Tuesday, February 23, 2010

Case-Schiller CPI turns positive

- by New Deal democrat

The Case-Schiller house price index was reported this morning at -3.1% YoY for the month of January. This is the mildest decline in several years. This report, together with last Friday's inflation report, which showed a decline in core inflation due in part to "owner's equivalent rent," is cause for looking at an obscure but in my opinion crucial metric.

One of the most interesting alternate measures of the economy was first presented a couple of years ago by Tim Iacono of The Mess that Greenspan Made. The CS-CPI is the consumer price index, with the Case Schiller house price index substituted for owner's equivalent rent. When he introduced this measure, Tim noted that owner's equivalent rent had "utterly failed" to catch the inflationary implications of the housing bubble, and specifically that the Fed would have felt far more compelled to act than they actually did, believing inflation at the time to be quiescent.

By replacing owner's equivalent rent with the Case Schiller housing index, the CS - CPI captures the relative strengths of inflation vs. the deflationary impact of the bursting of the housing bubble on the economy.
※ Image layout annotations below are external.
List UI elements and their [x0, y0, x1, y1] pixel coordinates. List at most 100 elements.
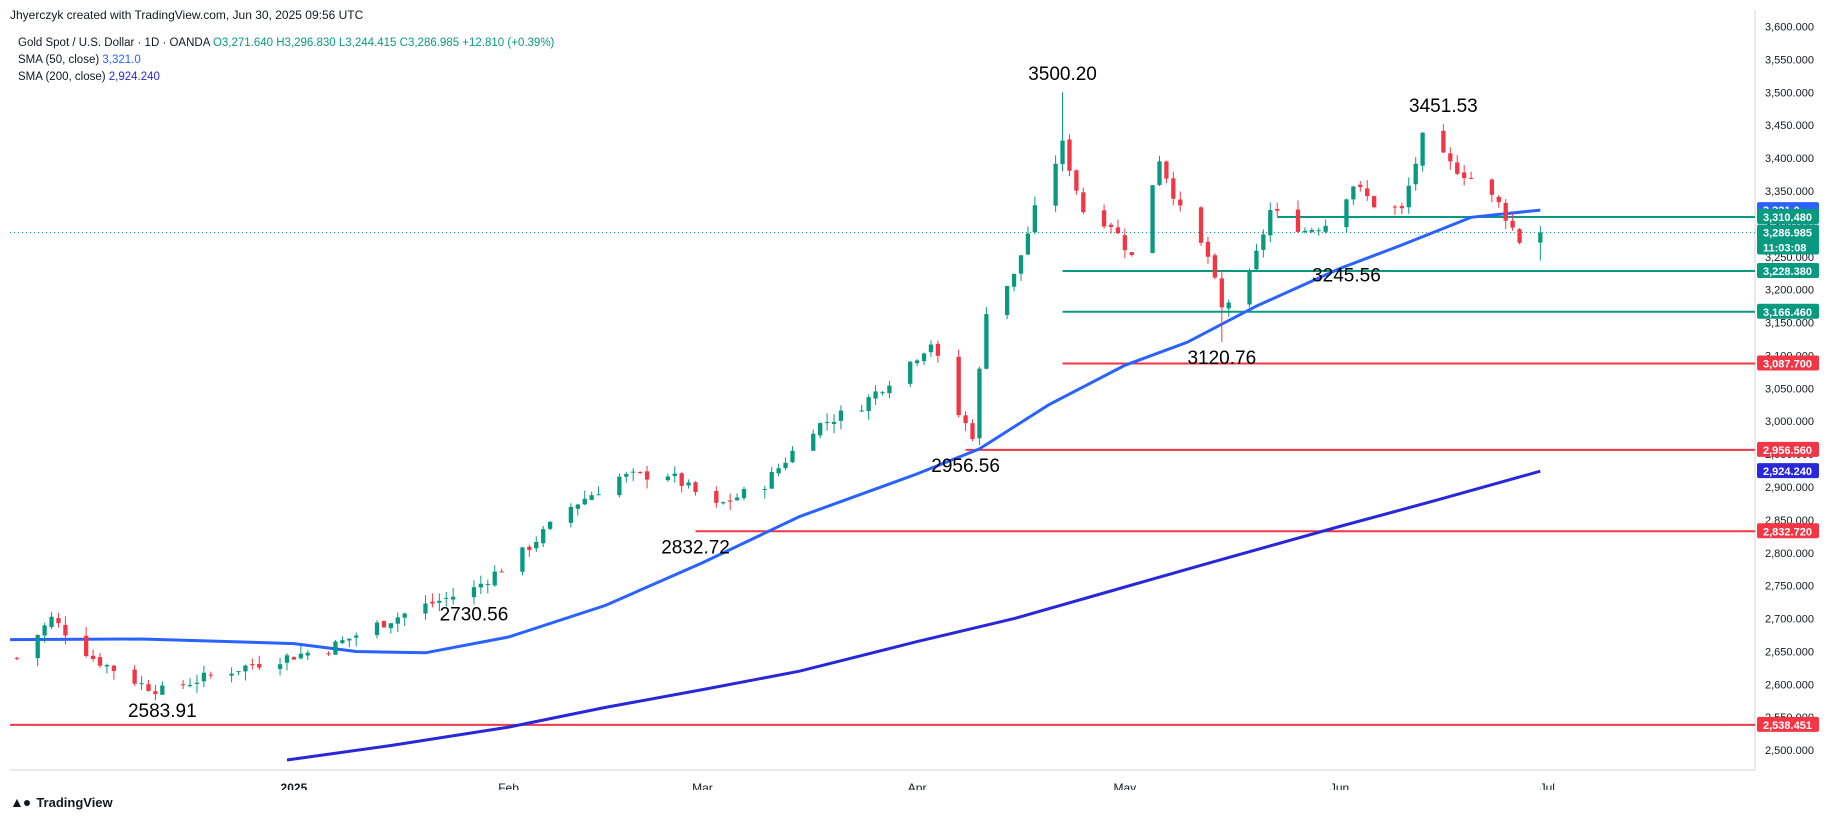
candle[interactable]: [111, 664, 117, 680]
candle[interactable]: [1275, 202, 1280, 217]
price-chart[interactable]: 2,500.0002,550.0002,600.0002,650.0002,70…: [0, 0, 1835, 790]
candle[interactable]: [1462, 165, 1467, 186]
candle[interactable]: [49, 612, 54, 630]
candle[interactable]: [187, 678, 193, 688]
candle[interactable]: [741, 486, 747, 501]
candle[interactable]: [831, 414, 837, 434]
candle[interactable]: [1129, 251, 1134, 257]
candle[interactable]: [970, 419, 975, 442]
candle[interactable]: [1268, 202, 1273, 243]
candle[interactable]: [499, 568, 504, 573]
legend-sma200-row[interactable]: SMA (200, close) 2,924.240: [18, 69, 554, 86]
candle[interactable]: [1261, 229, 1266, 258]
candle[interactable]: [388, 622, 393, 634]
candle[interactable]: [838, 405, 844, 430]
candle[interactable]: [250, 658, 255, 670]
candle[interactable]: [1503, 198, 1508, 230]
candle[interactable]: [90, 649, 96, 662]
candle[interactable]: [721, 501, 726, 505]
candle[interactable]: [1067, 134, 1072, 177]
candle[interactable]: [146, 680, 151, 692]
candle[interactable]: [790, 446, 795, 464]
candle[interactable]: [478, 575, 484, 595]
sma50-line[interactable]: [9, 208, 1541, 655]
candle[interactable]: [354, 632, 359, 647]
candle[interactable]: [679, 472, 684, 493]
candle[interactable]: [132, 665, 137, 686]
candle[interactable]: [229, 667, 234, 683]
candle[interactable]: [1468, 171, 1474, 180]
candle[interactable]: [1496, 194, 1501, 208]
candle[interactable]: [1399, 202, 1404, 215]
tradingview-logo[interactable]: ▲● TradingView: [10, 794, 113, 810]
candle[interactable]: [1295, 200, 1301, 234]
candle[interactable]: [1309, 227, 1314, 234]
candle[interactable]: [444, 591, 449, 607]
candle[interactable]: [1226, 299, 1231, 317]
candle[interactable]: [236, 671, 241, 676]
candle[interactable]: [374, 620, 380, 639]
candle[interactable]: [1053, 155, 1058, 213]
candle[interactable]: [56, 612, 61, 628]
candle[interactable]: [1164, 160, 1169, 184]
candle[interactable]: [617, 473, 622, 498]
candle[interactable]: [776, 463, 781, 477]
sma200-line[interactable]: [286, 469, 1541, 762]
candle[interactable]: [928, 340, 934, 357]
candle[interactable]: [1032, 196, 1037, 235]
candle[interactable]: [887, 381, 892, 399]
candle[interactable]: [381, 620, 387, 628]
candle[interactable]: [977, 366, 982, 445]
candle[interactable]: [914, 359, 920, 367]
candle[interactable]: [1372, 195, 1377, 209]
candle[interactable]: [769, 467, 774, 490]
candle[interactable]: [42, 622, 47, 643]
candle[interactable]: [153, 684, 158, 701]
candle[interactable]: [1489, 178, 1495, 203]
candle[interactable]: [665, 473, 670, 482]
candle[interactable]: [1219, 271, 1224, 342]
candle[interactable]: [520, 547, 525, 576]
candle[interactable]: [1108, 222, 1114, 234]
candle[interactable]: [1157, 155, 1162, 187]
candle[interactable]: [208, 671, 213, 679]
candle[interactable]: [1018, 255, 1024, 281]
candle[interactable]: [534, 536, 539, 552]
candle[interactable]: [1178, 191, 1183, 212]
candle[interactable]: [1074, 169, 1079, 195]
candle[interactable]: [1171, 171, 1176, 206]
candle[interactable]: [284, 653, 290, 671]
candle[interactable]: [1392, 204, 1398, 215]
candle[interactable]: [1351, 185, 1356, 205]
candle[interactable]: [644, 465, 650, 489]
candle[interactable]: [963, 411, 968, 432]
candle[interactable]: [1365, 180, 1370, 201]
candle[interactable]: [194, 674, 200, 693]
candle[interactable]: [333, 639, 338, 655]
candle[interactable]: [1441, 124, 1446, 154]
candle[interactable]: [762, 485, 767, 499]
candle[interactable]: [430, 593, 435, 608]
candle[interactable]: [305, 650, 310, 660]
candle[interactable]: [547, 521, 553, 531]
candle[interactable]: [326, 651, 331, 657]
candle[interactable]: [291, 656, 297, 660]
candle[interactable]: [811, 429, 816, 451]
candle[interactable]: [582, 490, 587, 506]
candle[interactable]: [596, 486, 601, 496]
candle[interactable]: [63, 616, 68, 645]
candle[interactable]: [1344, 198, 1349, 233]
candle[interactable]: [631, 468, 636, 481]
candle[interactable]: [880, 391, 885, 396]
candle[interactable]: [104, 663, 110, 674]
candle[interactable]: [1448, 147, 1453, 170]
candle[interactable]: [818, 422, 823, 439]
candle[interactable]: [1115, 219, 1121, 235]
candle[interactable]: [734, 493, 740, 501]
candle[interactable]: [423, 595, 428, 620]
candle[interactable]: [1004, 285, 1010, 320]
candle[interactable]: [84, 626, 89, 658]
candle[interactable]: [589, 491, 594, 501]
candle[interactable]: [347, 638, 352, 648]
candle[interactable]: [257, 655, 262, 671]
Thus, while Tim treated it as just a curiosity, I believe the CS - CPI uniquely captures an important dynamic. When it went negative in 2008, that meant that the contractionary impact of the housing bust was overwhelming the rest of the economy. On the other hand, I always suspected that the "real" bottom in the economy might be when the CS-CPI bottomed, meaning that the deflationary pressure on all things bought or sold by average Americans, including houses, was beginning to ease.

I hadn't looked at this statistic since last September. At that time I calculated that in January 2009 the CS - CPI measured (-10.1%), but that by September, it had risen (-5.3%). Here's a the most recent graph I can find, updated part-way through 2009:



Last Friday's negative core CPI due in part to a negative Owner's Equivalent Rent made me curious about what the CS - CPI was showing now. And I was in for a surprise.

The CS - CPI has now turned positive. By December it was +1.2% and in January it was +1.8%.

Of course, that doesn't mean it couldn't turn negative again, especially once the $8000 home buyers' credit expires. But for now at least, the CS - CPI is showing, for the first time in nearly two years, that the forces of contraction are not overwhelming the rest of the economy.